Kollektiv gegen Kommerz

INTERVENTIONEN Sie haben den Palast der Republik erobert und das aufblasbare Küchenmonument erfunden. Seit 15 Jahren agiert das Architektenkollektiv Raumlabor Berlin an der Schnittstelle von Kunst, Architektur und Politik

VON UWE RADA
(TEXT) UND DAVID OLIVEIRA (FOTO)

Die Aktivisten kamen in der Nacht, kurz danach das Bekennerschreiben.
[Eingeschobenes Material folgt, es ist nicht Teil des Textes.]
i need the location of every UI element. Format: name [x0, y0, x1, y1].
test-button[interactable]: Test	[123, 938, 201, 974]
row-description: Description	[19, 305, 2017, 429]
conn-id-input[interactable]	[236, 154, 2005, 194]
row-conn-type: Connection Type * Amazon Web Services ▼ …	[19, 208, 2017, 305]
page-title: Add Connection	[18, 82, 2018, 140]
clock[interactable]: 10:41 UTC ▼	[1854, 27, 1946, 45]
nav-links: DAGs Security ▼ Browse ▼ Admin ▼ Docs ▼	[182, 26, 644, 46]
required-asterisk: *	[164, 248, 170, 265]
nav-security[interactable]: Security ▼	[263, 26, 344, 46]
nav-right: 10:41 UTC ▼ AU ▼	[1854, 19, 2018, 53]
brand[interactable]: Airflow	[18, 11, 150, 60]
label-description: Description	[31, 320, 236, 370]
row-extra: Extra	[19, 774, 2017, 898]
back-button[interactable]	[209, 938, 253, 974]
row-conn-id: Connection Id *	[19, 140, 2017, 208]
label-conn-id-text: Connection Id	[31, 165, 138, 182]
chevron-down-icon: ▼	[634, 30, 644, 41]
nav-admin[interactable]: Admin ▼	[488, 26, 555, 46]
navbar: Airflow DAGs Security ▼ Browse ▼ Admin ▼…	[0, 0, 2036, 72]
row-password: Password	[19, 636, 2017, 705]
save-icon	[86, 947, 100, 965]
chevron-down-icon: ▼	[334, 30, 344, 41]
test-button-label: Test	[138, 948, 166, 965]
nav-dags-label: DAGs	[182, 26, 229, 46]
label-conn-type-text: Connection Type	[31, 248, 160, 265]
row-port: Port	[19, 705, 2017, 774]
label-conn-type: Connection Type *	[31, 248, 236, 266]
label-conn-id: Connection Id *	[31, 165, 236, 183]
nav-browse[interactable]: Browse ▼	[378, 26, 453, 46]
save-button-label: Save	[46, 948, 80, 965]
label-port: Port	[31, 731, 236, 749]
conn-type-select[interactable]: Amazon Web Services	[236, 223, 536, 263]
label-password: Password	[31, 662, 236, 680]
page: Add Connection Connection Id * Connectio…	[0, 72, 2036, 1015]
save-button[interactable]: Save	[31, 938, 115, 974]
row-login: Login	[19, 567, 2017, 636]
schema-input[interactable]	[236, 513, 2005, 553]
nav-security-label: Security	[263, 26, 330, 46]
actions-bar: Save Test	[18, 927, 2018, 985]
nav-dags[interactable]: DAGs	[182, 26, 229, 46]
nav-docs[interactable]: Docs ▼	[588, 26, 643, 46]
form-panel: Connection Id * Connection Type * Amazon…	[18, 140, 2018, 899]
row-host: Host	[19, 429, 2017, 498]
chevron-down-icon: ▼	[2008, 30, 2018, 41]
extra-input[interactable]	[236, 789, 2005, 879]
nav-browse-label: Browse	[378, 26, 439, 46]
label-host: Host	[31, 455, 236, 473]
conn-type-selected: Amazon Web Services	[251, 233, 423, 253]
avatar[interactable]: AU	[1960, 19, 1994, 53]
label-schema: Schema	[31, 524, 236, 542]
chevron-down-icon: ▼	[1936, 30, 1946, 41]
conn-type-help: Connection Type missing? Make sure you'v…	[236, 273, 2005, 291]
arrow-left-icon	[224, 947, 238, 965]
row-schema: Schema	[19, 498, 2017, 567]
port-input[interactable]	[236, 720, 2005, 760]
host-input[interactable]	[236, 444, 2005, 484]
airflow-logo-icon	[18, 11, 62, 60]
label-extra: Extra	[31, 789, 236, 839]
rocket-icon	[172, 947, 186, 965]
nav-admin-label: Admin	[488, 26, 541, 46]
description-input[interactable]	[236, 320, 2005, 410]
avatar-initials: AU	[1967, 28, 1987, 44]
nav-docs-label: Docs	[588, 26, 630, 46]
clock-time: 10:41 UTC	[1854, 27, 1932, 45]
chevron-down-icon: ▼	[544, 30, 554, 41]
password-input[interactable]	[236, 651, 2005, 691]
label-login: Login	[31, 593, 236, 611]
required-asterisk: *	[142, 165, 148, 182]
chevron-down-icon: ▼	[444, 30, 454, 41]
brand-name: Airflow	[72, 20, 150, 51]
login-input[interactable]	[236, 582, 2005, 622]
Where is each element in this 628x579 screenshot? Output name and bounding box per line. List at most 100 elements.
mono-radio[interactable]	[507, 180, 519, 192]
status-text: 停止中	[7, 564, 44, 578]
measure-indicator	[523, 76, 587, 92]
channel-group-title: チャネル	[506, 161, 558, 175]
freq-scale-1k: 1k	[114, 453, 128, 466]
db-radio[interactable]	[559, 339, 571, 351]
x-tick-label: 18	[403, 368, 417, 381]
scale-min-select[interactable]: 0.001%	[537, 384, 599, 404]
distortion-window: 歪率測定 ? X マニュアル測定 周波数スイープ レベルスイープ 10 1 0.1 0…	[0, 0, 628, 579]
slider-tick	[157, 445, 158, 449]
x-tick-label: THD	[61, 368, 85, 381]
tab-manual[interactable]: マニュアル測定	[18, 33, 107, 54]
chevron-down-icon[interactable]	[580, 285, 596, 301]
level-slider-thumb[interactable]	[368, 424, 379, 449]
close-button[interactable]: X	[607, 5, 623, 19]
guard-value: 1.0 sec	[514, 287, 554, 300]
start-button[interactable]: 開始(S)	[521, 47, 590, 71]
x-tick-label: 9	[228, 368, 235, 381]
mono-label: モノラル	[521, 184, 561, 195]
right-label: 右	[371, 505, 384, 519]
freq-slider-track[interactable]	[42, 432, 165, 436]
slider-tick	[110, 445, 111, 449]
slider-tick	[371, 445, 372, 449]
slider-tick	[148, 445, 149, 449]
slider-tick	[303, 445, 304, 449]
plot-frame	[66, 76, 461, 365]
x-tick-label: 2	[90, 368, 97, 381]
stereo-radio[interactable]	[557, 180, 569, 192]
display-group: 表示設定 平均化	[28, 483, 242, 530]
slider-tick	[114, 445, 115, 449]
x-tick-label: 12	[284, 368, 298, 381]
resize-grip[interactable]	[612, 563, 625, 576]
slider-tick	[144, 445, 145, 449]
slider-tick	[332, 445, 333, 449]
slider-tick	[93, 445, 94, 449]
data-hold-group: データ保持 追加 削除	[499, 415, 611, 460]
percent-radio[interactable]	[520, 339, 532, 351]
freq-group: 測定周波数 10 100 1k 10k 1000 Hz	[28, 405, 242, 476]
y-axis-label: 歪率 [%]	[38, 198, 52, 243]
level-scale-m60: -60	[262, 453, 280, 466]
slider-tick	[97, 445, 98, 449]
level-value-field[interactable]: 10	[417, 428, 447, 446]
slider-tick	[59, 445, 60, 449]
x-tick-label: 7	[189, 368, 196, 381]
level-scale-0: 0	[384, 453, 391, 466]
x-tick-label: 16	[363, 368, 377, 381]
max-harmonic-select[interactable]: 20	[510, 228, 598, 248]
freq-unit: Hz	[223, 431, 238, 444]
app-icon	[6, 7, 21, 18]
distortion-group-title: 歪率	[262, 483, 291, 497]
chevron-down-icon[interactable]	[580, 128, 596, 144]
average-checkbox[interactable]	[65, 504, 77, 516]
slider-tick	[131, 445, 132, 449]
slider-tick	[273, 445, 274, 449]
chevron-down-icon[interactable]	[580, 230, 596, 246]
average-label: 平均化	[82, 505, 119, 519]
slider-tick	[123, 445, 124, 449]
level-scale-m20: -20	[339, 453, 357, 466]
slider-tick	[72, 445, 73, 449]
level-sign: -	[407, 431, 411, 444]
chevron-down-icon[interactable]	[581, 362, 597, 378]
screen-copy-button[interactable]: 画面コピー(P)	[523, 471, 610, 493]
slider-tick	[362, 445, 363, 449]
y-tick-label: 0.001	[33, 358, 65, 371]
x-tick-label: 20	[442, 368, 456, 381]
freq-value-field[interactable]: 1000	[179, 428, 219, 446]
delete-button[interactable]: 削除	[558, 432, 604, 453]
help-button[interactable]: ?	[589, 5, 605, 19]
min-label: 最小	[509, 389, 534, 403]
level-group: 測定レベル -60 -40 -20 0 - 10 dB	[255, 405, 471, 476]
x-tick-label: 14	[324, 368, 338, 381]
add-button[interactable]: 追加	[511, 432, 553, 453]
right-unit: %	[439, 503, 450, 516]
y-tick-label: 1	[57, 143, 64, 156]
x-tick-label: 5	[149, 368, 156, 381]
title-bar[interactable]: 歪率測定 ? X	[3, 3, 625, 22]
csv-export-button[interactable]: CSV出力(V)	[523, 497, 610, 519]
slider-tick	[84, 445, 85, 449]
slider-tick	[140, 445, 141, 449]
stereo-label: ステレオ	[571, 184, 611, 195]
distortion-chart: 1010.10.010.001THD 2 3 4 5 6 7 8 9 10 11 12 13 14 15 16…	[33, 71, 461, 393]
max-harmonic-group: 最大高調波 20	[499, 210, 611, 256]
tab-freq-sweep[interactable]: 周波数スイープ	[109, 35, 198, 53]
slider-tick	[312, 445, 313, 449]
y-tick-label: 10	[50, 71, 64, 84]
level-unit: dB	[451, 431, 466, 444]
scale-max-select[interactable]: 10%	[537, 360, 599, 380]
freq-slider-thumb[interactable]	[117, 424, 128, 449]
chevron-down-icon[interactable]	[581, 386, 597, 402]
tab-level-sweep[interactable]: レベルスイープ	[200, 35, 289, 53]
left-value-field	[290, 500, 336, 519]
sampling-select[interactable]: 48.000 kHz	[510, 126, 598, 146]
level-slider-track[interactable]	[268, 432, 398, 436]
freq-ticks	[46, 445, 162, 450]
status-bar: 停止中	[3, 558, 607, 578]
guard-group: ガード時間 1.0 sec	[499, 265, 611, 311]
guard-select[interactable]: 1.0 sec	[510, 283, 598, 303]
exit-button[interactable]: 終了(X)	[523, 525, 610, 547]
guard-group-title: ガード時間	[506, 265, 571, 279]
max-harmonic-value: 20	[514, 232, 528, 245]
Darin das abgesägte Ohr einer Werbestatue von Philip Johnson, Stararchitekt aus den USA, der am Checkpoint Charlie für einen US-Investor ein Bürohaus bauen sollte. „Architektur muss brennen“, forderten die Ohrabschneider und gifteten gegen die Investorenarchitektur, die sich überall breitmache. Eine urbane Intervention, bevor es diesen Namen überhaupt gab.

Damals, Mitte der neunziger Jahre, hätte man eher gesagt: eine Spaßguerillaaktion. Auf jeden Fall radikal, politisch, subversiv, ein linker Weckruf. Wenig später reckte sich die Reclaim-the-streets-Bewegung, die mit überfallartigen Flashmobs gegen die Privatisierung des öffentlichen Raums protestierte. Es war eine Zeit der weitgehend klar verteilten Rollen: Die Architekten bauen, die Architekturkritiker kritisieren, die Künstler schlagen sich auf die Seite der Kritik. Urbanität war damals noch ein Wort, das vor allem Investoren in ihren Katalogen benutzten. Alle anderen sprachen von einer lebendigen, gemischten Stadt, die es zu verteidigen galt.

Heute gibt es diese Stadt nicht mehr, dafür jede Menge künstliche Urbanität. Wie soll man aber in einer Stadt intervenieren, die an vielen Stellen so geworden ist wie in den Hochglanzbroschüren versprochen? In einer Stadt, in der jedes radikale Statement sowohl die Handschrift kritischer Aktionisten als auch der Werbewirtschaft tragen kann? Nicht zu Unrecht weist der Designtheoretiker Friedrich von Borries, der an der Hochschule für bildende Künste Hamburg ein Forschungsprojekt zu urbanen Interventionen leitet, darauf hin, wie diese inzwischen selbst vom Stadtmarketing gekapert würden. Von Borries’ These: „Vielleicht sollten wir den Mythos aufgeben, eine urbane Intervention sei zwischen politisch links und subversiv.“

Berliner Exportschlager

Raumlabor würden dem wohl widersprechen. Seit 15 Jahren schon interveniert die Architektengruppe in Debatten über die Fragen des Städtischen. Zuerst mit einem Projekt in der Großsiedlung Halle-Neustadt, dann mit der „Berg“-Skulptur bei der Zwischenpalastnutzung, zuletzt mit der aufblasbaren Blase „Küchenmonument“ an der Berlinischen Galerie. Dazu kommen inzwischen unzählige Projekte im Ausland. Raumlabor ist ein Berliner Exportschlager in Sachen urbane Intervention.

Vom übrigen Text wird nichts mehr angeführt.